3. Does it concern you that Turkey appears to be more intent upon attacking the Kurds and the Russians than attacking ISIS?
4. Does the fact that ISIS never attacks Israel raise any question in your mind?
5. Does the United States plan on releasing any of its alleged evidence to back up its repeated claims of Syrian bombing and chemical warfare against the Syrian people?
6. Does the United States plan on releasing any of its alleged evidence to back up its repeated claims of Russian invasions of Ukraine in the past year?
7. Do the numerous connections between the Ukrainian government and neo-Nazis have any effect upon America's support of Ukraine?
8. Would you prefer that Russia played no military role at all in Syria?

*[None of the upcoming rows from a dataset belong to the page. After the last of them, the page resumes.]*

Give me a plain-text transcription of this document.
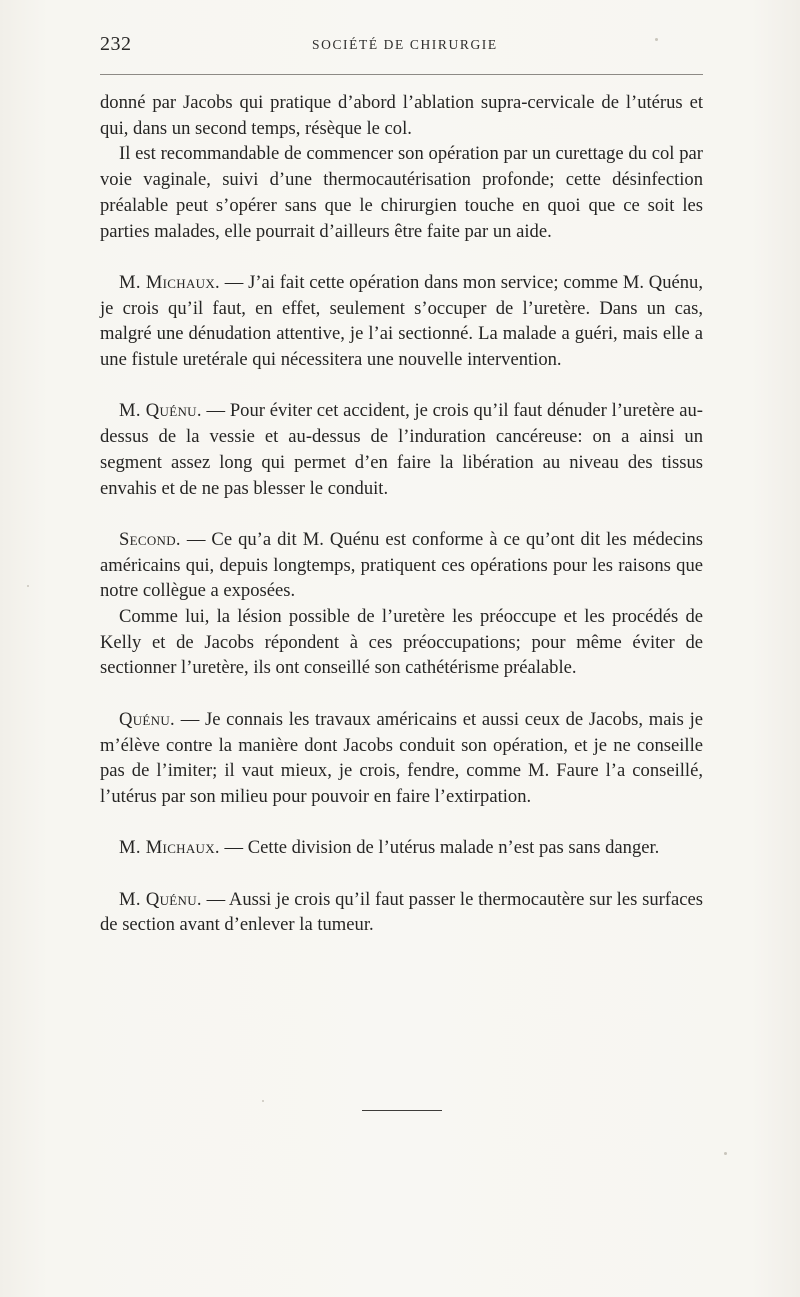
232	SOCIÉTÉ DE CHIRURGIE

donné par Jacobs qui pratique d’abord l’ablation supra-cervicale de l’utérus et qui, dans un second temps, résèque le col.

Il est recommandable de commencer son opération par un curettage du col par voie vaginale, suivi d’une thermocautérisation profonde; cette désinfection préalable peut s’opérer sans que le chirurgien touche en quoi que ce soit les parties malades, elle pourrait d’ailleurs être faite par un aide.

M. Michaux. — J’ai fait cette opération dans mon service; comme M. Quénu, je crois qu’il faut, en effet, seulement s’occuper de l’uretère. Dans un cas, malgré une dénudation attentive, je l’ai sectionné. La malade a guéri, mais elle a une fistule uretérale qui nécessitera une nouvelle intervention.

M. Quénu. — Pour éviter cet accident, je crois qu’il faut dénuder l’uretère au-dessus de la vessie et au-dessus de l’induration cancéreuse: on a ainsi un segment assez long qui permet d’en faire la libération au niveau des tissus envahis et de ne pas blesser le conduit.

Second. — Ce qu’a dit M. Quénu est conforme à ce qu’ont dit les médecins américains qui, depuis longtemps, pratiquent ces opérations pour les raisons que notre collègue a exposées.

Comme lui, la lésion possible de l’uretère les préoccupe et les procédés de Kelly et de Jacobs répondent à ces préoccupations; pour même éviter de sectionner l’uretère, ils ont conseillé son cathétérisme préalable.

Quénu. — Je connais les travaux américains et aussi ceux de Jacobs, mais je m’élève contre la manière dont Jacobs conduit son opération, et je ne conseille pas de l’imiter; il vaut mieux, je crois, fendre, comme M. Faure l’a conseillé, l’utérus par son milieu pour pouvoir en faire l’extirpation.

M. Michaux. — Cette division de l’utérus malade n’est pas sans danger.

M. Quénu. — Aussi je crois qu’il faut passer le thermocautère sur les surfaces de section avant d’enlever la tumeur.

I expect any one of us could readily think of any number of additional, similarly pointed questions we might ask the president in either the foreign- or domestic-policy spheres that would accentuate those anomalies. I know I could, but space herein limits such an exercise. And there is of course such a thing as overkill. Although apparently not in the gratuitous vilification of Vladimir Putin, the continued embrace of regime change as a key foreign-policy instrument, or the indiscriminate and counterproductive use of drones ostensibly to battle terrorism, to name a few areas where "overkill" might apply.
The More things Change
If Obama promised change, then as already hinted at, his first-term tenure alone appeared to underscore the hoary old platitude that the more things change, the more they stay the same. Whether he instinctively knew that was how it was going to play out before he was elected may for some be open to debate, but it is now very difficult to escape the view he did.